I would argue (along, I think, with the “Austrian” economist Hayek and other economic schools) that recessions are not brought on by insufficient consumption but rather by insufficient income. Fiscal and monetary policy should aim to grow incomes over the entire range of the economy, and that is accomplished by increasing production and making it easier for entrepreneurs and businesspeople to provide goods and services. When businesses increase production, they hire more workers and incomes go up.

Without income there are no tax revenues to redistribute. Without income and production, nothing of any economic significance happens. Keynes was correct when he observed that recessions are periods of reduced consumption, but that is a result and not a cause.

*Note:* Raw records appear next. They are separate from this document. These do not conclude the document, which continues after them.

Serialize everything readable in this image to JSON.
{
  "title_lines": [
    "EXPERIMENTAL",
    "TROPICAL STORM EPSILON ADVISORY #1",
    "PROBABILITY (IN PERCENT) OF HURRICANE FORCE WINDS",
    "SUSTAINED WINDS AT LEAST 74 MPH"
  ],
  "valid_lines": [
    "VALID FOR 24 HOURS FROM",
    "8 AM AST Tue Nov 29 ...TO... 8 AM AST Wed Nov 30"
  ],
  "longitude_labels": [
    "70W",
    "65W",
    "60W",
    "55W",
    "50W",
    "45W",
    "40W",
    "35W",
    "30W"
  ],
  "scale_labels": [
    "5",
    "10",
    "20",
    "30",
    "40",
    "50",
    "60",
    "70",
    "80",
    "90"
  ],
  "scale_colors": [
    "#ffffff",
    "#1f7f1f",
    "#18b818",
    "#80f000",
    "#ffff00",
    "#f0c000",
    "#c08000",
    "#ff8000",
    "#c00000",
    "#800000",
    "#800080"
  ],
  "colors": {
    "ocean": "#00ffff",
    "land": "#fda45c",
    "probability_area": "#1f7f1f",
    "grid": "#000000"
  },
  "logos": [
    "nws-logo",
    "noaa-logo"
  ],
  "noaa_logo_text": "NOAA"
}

Entrepreneurs must be willing to create a product or offer a service in the hope that there will be sufficient demand for their work. There are no guarantees, and they risk economic peril with their ventures, whether we’re talking about the local bakery or hairdressing shop or Elon Musk trying to compete with the world’s largest automakers. If they are hampered in their efforts by government or central bank policies, then the economy stagnates.

Keynesianism is favored by politicians and academics because it offers a theory by which government actions can become the decisive factor in the economy. It offers a framework whereby governments and central banks can meddle in the economy and feel justified. It allows 12 people sitting in a board room in Washington DC to feel that they are in charge of setting the price of money (interest rates) in a free marketplace and that they know more than the entrepreneurs and businesspeople do who are actually in the market risking their own capital every day.

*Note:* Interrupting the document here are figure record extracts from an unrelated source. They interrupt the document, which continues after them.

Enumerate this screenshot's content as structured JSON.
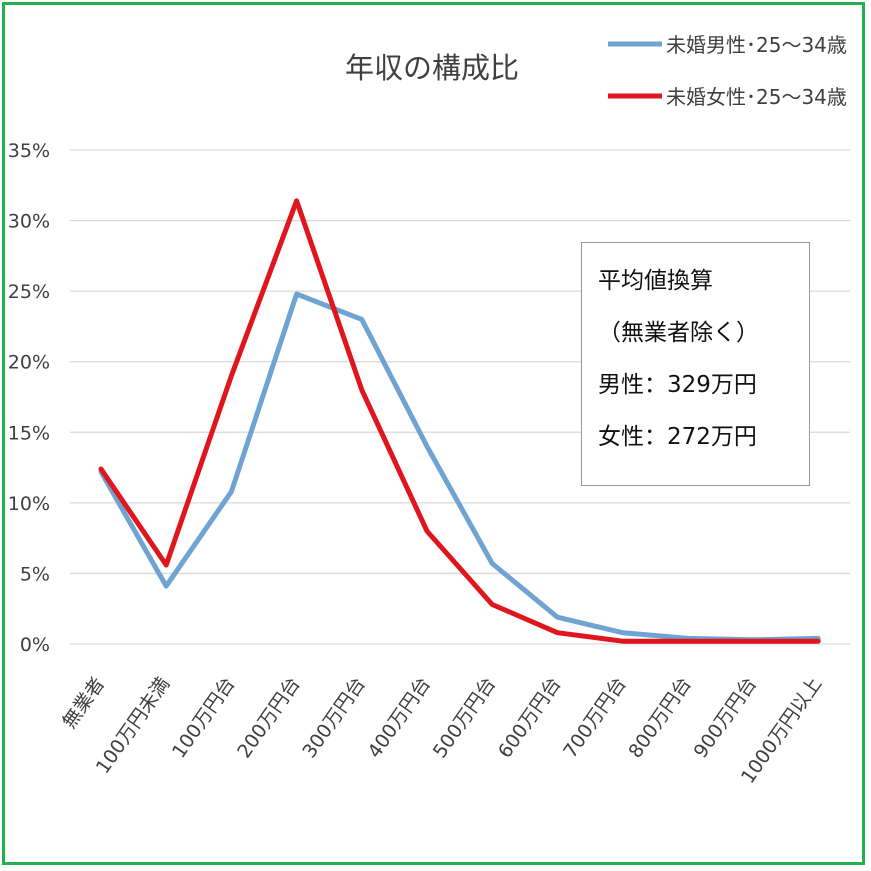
{
  "colors": {
    "frame": "#22b14c",
    "male": "#6ea3d2",
    "female": "#e0161e",
    "grid": "#d9d9d9"
  },
  "chart_data": {
    "type": "line",
    "title": "年収の構成比",
    "categories": [
      "無業者",
      "100万円未満",
      "100万円台",
      "200万円台",
      "300万円台",
      "400万円台",
      "500万円台",
      "600万円台",
      "700万円台",
      "800万円台",
      "900万円台",
      "1000万円以上"
    ],
    "series": [
      {
        "name": "未婚男性･25～34歳",
        "color": "#6ea3d2",
        "values": [
          12.2,
          4.1,
          10.8,
          24.8,
          23.0,
          14.0,
          5.7,
          1.9,
          0.8,
          0.4,
          0.3,
          0.4
        ]
      },
      {
        "name": "未婚女性･25～34歳",
        "color": "#e0161e",
        "values": [
          12.4,
          5.6,
          19.0,
          31.4,
          18.0,
          8.0,
          2.8,
          0.8,
          0.2,
          0.2,
          0.2,
          0.2
        ]
      }
    ],
    "yticks": [
      "0%",
      "5%",
      "10%",
      "15%",
      "20%",
      "25%",
      "30%",
      "35%"
    ],
    "ylim": [
      0,
      35
    ],
    "grid": true,
    "legend": "top-right"
  },
  "note": {
    "line1": "平均値換算",
    "line2": "（無業者除く）",
    "line3": "男性：329万円",
    "line4": "女性：272万円"
  }
}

This is essentially the Platonic philosopher king conceit: the hubristic notion that there is a small group of wise elites that is capable of directing the economic actions of a country, no matter how educated or successful the populace has been on its own. And never mind that the world has multiple clear examples of how central controls eventually slow growth and make things worse over time. It is only when free people are allowed to set their own prices as both buyers and sellers of goods and services and, yes, even interest rates and the price of money, that valid market-clearing prices can be determined. Trying to control those prices results in one group being favored over another.

In today's world, the favored group is almost always bankers and the wealthy class. Savers and entrepreneurs are left to eat the crumbs that fall from the plates of the well-connected crony capitalists and to live off the income from repressed interest rates. The irony of using “cheap money” to try to drive consumer demand is that retirees and savers get less money to spend, and that clearly drives down their consumption. Why is the consumption produced by ballooning debt better than the consumption produced by hard work and savings? This is trickle-down monetary policy, which ironically favors the very large banks and institutions. If you ask Keynesian central bankers if they want to be seen as helping the rich and connected, they will stand back and forcefully tell you “NO!” But that is what happens when you start down the road of financial repression. Someone benefits. So far it has not been Main Street.

And, as we will see as we examine the problems of the economic paper that launched this essay, Keynesianism has given rise to a philosophical framework that justifies the seizure of money from one group of people to give to another group of people. This is a particularly pernicious doctrine, as George Gilder noted in our opening quote:

Those most acutely threatened by the abuse of American entrepreneurs are the poor. If the rich are stultified by socialism and crony capitalism, the lower economic classes will suffer the most as the horizons of opportunity close. High tax rates and oppressive regulations do not keep anyone from being rich. They prevent poor people from becoming rich. High tax rates do not redistribute incomes or wealth; they redistribute taxpayers – out of productive investment into overseas tax havens and out of offices and factories into beach resorts and municipal bonds.